D’un pessimisme enthousiaste à un optimisme endurci

Les textes de 1985 et de 2013 prennent place dans des contextes historiques très différents, desquelles émergent pourtant des préoccupations très similaires. Les références à la Guerre froide et à la nucléarisation des relations internationales ont disparu, tandis qu’un paragraphe entier est désormais consacré à la question européennes et à la « modernisation » du système fédéral belge. Le thème de la crise économique, de l’internationalisation de l’économie et de l’épuisement des ressources sont pourtant formulés comme si quelques mois seulement séparaient la rédaction des deux textes.

La conception du politique qui se dégage du manifeste diffère pourtant sur quelques points importants.

La déclaration de 1985 propose une théorie de l’Histoire et une critique du matérialisme. Elle s’interroge sur les limites de la rationalité moderne, et la nécessité de déborder celle-ci en renouvelant notre rapport à la nature, au social, et à nous-mêmes : pour l’écologie politique de l’époque « l’être prend le pas sur l’avoir, l’esprit de domination sur la nature fait place au respect des équilibres écologiques, la recherche de l’autonomie se substitue à l’esprit de compétition entre les hommes et entre les peuples ». La déclaration de 1985 entend dépasser les limites du marxisme en substituant au discours de classes une perception « systémique » de la société et une critique vigoureuse de la société industrielle. L’influence de Gorz, Morin ou Illitch est alors manifeste et la littérature libérale égalitarienne n’a pas encore franchi l’océan Atlantique.
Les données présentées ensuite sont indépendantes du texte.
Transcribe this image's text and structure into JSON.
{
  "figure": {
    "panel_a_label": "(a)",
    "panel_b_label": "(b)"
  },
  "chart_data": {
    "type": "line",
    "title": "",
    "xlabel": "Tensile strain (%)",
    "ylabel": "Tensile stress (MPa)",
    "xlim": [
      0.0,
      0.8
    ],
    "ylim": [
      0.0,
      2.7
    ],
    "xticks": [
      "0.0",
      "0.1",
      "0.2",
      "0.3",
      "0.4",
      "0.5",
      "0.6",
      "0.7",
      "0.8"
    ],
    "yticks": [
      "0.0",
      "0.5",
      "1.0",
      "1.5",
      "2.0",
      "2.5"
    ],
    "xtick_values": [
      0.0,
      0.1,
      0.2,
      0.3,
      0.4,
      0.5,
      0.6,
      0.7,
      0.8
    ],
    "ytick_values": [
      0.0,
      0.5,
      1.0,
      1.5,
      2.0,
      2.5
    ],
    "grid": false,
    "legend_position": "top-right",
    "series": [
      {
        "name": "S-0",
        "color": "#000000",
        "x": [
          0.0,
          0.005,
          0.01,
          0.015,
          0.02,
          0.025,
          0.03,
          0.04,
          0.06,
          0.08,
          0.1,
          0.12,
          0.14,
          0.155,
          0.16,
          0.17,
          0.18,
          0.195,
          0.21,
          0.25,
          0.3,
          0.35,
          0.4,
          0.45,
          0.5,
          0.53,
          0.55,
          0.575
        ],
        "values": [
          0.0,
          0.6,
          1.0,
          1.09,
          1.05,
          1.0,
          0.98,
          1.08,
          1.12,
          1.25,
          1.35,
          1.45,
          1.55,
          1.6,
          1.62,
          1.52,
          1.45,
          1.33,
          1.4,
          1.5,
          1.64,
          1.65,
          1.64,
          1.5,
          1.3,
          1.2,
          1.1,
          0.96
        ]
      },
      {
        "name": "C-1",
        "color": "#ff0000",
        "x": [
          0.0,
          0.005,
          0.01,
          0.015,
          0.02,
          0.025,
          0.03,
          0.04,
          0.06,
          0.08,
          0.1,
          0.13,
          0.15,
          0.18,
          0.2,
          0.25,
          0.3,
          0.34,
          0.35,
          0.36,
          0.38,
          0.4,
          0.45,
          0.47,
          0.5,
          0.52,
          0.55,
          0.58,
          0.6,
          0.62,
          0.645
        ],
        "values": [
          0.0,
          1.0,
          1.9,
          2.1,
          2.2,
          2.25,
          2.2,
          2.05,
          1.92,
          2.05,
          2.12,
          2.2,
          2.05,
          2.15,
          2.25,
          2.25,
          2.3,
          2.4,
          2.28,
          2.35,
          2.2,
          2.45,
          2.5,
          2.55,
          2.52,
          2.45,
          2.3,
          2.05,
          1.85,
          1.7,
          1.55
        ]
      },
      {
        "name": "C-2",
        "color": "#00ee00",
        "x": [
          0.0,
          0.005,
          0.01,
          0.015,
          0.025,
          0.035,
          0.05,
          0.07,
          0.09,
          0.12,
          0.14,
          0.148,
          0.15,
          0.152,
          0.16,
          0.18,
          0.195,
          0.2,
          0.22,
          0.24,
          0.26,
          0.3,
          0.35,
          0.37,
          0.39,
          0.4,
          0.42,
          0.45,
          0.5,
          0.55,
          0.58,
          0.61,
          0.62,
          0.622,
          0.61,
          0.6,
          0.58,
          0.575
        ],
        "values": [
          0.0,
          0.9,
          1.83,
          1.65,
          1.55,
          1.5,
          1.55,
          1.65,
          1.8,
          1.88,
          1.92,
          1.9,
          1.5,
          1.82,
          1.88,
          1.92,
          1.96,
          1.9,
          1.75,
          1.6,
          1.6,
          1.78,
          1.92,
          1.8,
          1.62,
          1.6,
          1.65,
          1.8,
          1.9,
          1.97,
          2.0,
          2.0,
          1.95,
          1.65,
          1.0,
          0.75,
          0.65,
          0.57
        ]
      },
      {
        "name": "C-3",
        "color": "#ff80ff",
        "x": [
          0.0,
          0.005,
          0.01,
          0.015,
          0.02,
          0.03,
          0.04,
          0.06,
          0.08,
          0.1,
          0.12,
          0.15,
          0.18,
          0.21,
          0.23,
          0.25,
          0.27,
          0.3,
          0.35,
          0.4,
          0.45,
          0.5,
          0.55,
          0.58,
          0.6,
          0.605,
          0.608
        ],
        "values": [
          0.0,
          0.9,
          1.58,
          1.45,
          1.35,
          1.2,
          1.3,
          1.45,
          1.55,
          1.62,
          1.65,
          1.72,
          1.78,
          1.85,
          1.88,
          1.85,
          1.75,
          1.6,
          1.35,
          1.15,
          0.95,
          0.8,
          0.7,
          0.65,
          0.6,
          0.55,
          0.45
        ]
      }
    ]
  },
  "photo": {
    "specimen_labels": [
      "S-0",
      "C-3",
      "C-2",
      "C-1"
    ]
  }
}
Le manifeste de 2013 reprend les éléments critiques de 1985 mais ne conçoit plus de méfiance de principe vis-à-vis de l’idée de progrès. Le développement des technologies et la complexification de l’économie représentent des défis à relever mais aussi des moyens à saisir pour transformer la société. Le manifeste se distingue du naturalisme politique du texte de 1985, et cesse par exemple tout parallèle entre patrimoine culturel et patrimoine naturel. Il ne constitue plus un programme critique mais une liste de propositions politiques, la « dénonciation du productivisme » devenant par exemple un « appel à une société postcapitaliste ». Enfin, ces propositions politiques ne visent ni à changer de monde ni à changer l’homme mais à construire une société juste. En ce sens, le manifeste propose avant tout une conception de la justice politique. La déclaration de 1985 donnait l’impression que la transformation intérieure de chacun, le mouvement spontané de la société ou l’imitation des ressources de la nature suffisait à construire une politique. Elle ne comprenait pas une seule fois le mot « inégalité » ou « injustice ». La redistribution des ressources y était seulement conçue comme un facteur de partage et d’innovation sociale. Le manifeste de 2013 se propose quant à lui de répondre aux questions suivantes : quel doit être le rapport de l’individu au collectif ? Comment doivent être répartis les biens sociaux ? Comment ces biens doivent-ils être produits et transférés ? Le développement des liens locaux et des solidarités chaudes est un facteur de justice sociale, et non l’inverse. C‘est pour que « personne ne reste au bord de la route » qu’il « s’agit de faire société ».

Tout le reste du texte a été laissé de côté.